5
votes

Looking to understand AWS Classic Load Balancing here. I have an elastic beanstalk web application running behind a classic ELB where I am currently the only traffic (under development). When I send a request, the first time it always takes exactly 1.26 minutes. If I send another request shortly after it responds instantly. However, if I wait for what seems like a couple minutes, it will revert back to the 1.26 minute response time.

I have tried both enabling and disabling cross-zone load balancing and sticky sessions, with no change to the response times.

I have also tried running the request from different processes, and 1 request succeeding on 1 process doesn't make the other process respond instantly (they both have a slow first request).

I am looking to understand why this is happening and how do I prevent this from happening for all users for their first request?

I have 2 availability zones and there is 1 ec2 instance in each zone running the application.
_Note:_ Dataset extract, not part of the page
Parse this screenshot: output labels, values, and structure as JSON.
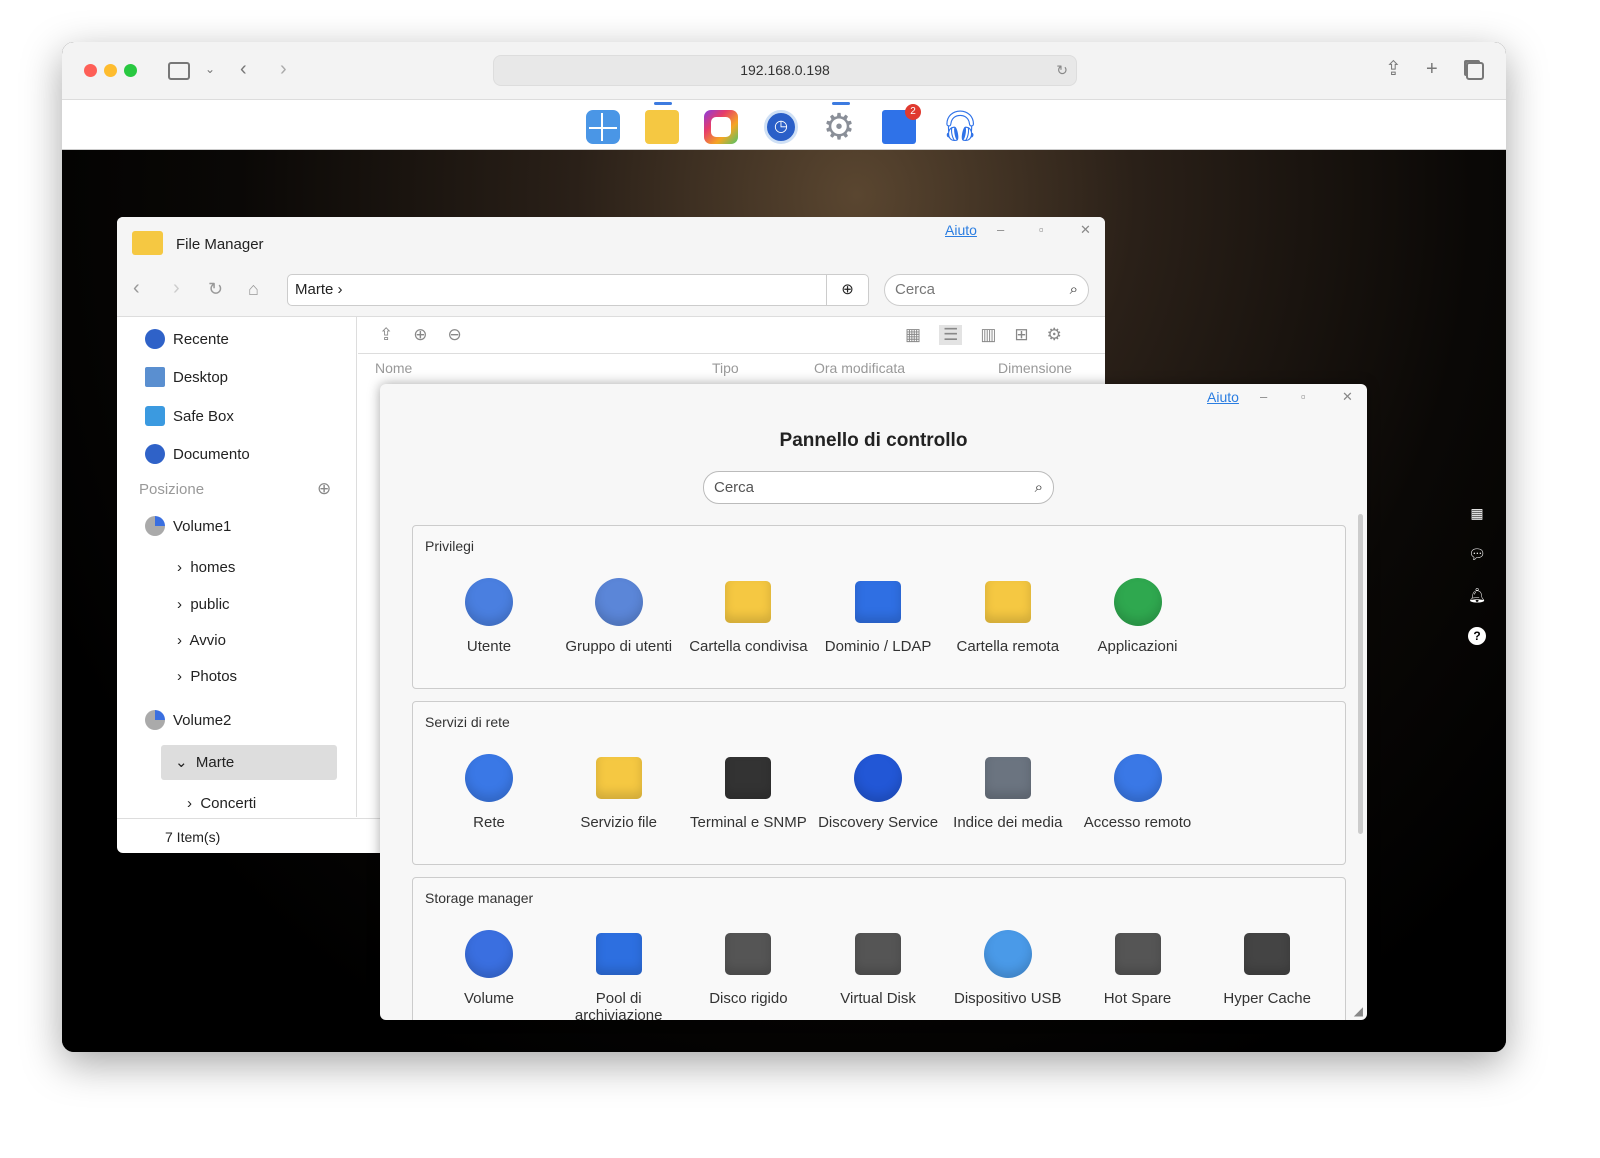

I also have them in private subnets and the load balancer in 2 public subnets corresponding to each availability zone.

I am also using nginx for elastic beanstalk, here is my config:

upstream api {
        server 127.0.0.1:3000;
      }

server {
        listen 8080;
        server_name api.mydomain.com;

        if ($http_x_forwarded_proto = "http") {
            return 301 https://$host$request_uri;
        }

        if ($time_iso8601 ~ "^(\d{4})-(\d{2})-(\d{2})T(\d{2})") {
            set $year $1;
            set $month $2;
            set $day $3;
            set $hour $4;
        }
        access_log /var/log/nginx/healthd/application.log.$year-$month-$day-$hour healthd;
        access_log  /var/log/nginx/access.log  main;

        location / {
            proxy_pass  http://api;
            proxy_set_header   Connection "";
            proxy_http_version 1.1;
            proxy_set_header        Host            $host;
            proxy_set_header        X-Real-IP       $remote_addr;
            proxy_set_header        X-Forwarded-For $proxy_add_x_forwarded_for;
        }

        gzip on;
        gzip_comp_level 4;
        gzip_types text/html text/plain text/css application/json application/x-javascript text/xml application/xml application/xml+rss text/javascript;

      }

Update: I believe we can rule out the following:

  1. I have verified that DNS is resolved instantly (tried pinging and then requesting (no effect), and using dig api.mydomain.com responds instantly)
  2. The application is not receiving the request for 1.27 minutes (so it's not a CPU/database latency issue).

It seems to be something between when the load balancer gets the request and when the ec2 instance gets the request, but I'm not sure how to debug that. I am seeing a lot of TCP Retransmissions in wireshark before the response returns.

1
I wonder if it could be caused by DNS resolution? When the ELB is accessed, the DNS Name needs to be resolved to an IP address. This is then cached for a period. You could test this by resolving the DNS name first (eg ping elb-dns-name) and then send the request.John Rotenstein
successfully ping'ed, then curl'ed, and same issueJBaczuk
probably application compiles assets or something, do you use healthchecking?NeverBe
@NeverBe are you saying that AWS will shut down the application after a while? The application startup does take a little while but not that long.JBaczuk
@JBaczuk did you manage to debug this?Shahzaib Sheikh

1 Answers

0
votes

It might be because of the incorrect VPC configurations!

Recently, I bumped into the same issue and for me, route table was the culprit. One of my public subnets that were attached to the ALB was not routing the traffic to the internet gateway.

So, just make sure the route table attached to your public subnets attached to your loadbalancer has a route to your internet gateway for destination range 0.0.0.0/0.

This post made me check my route tables and other VPC settings.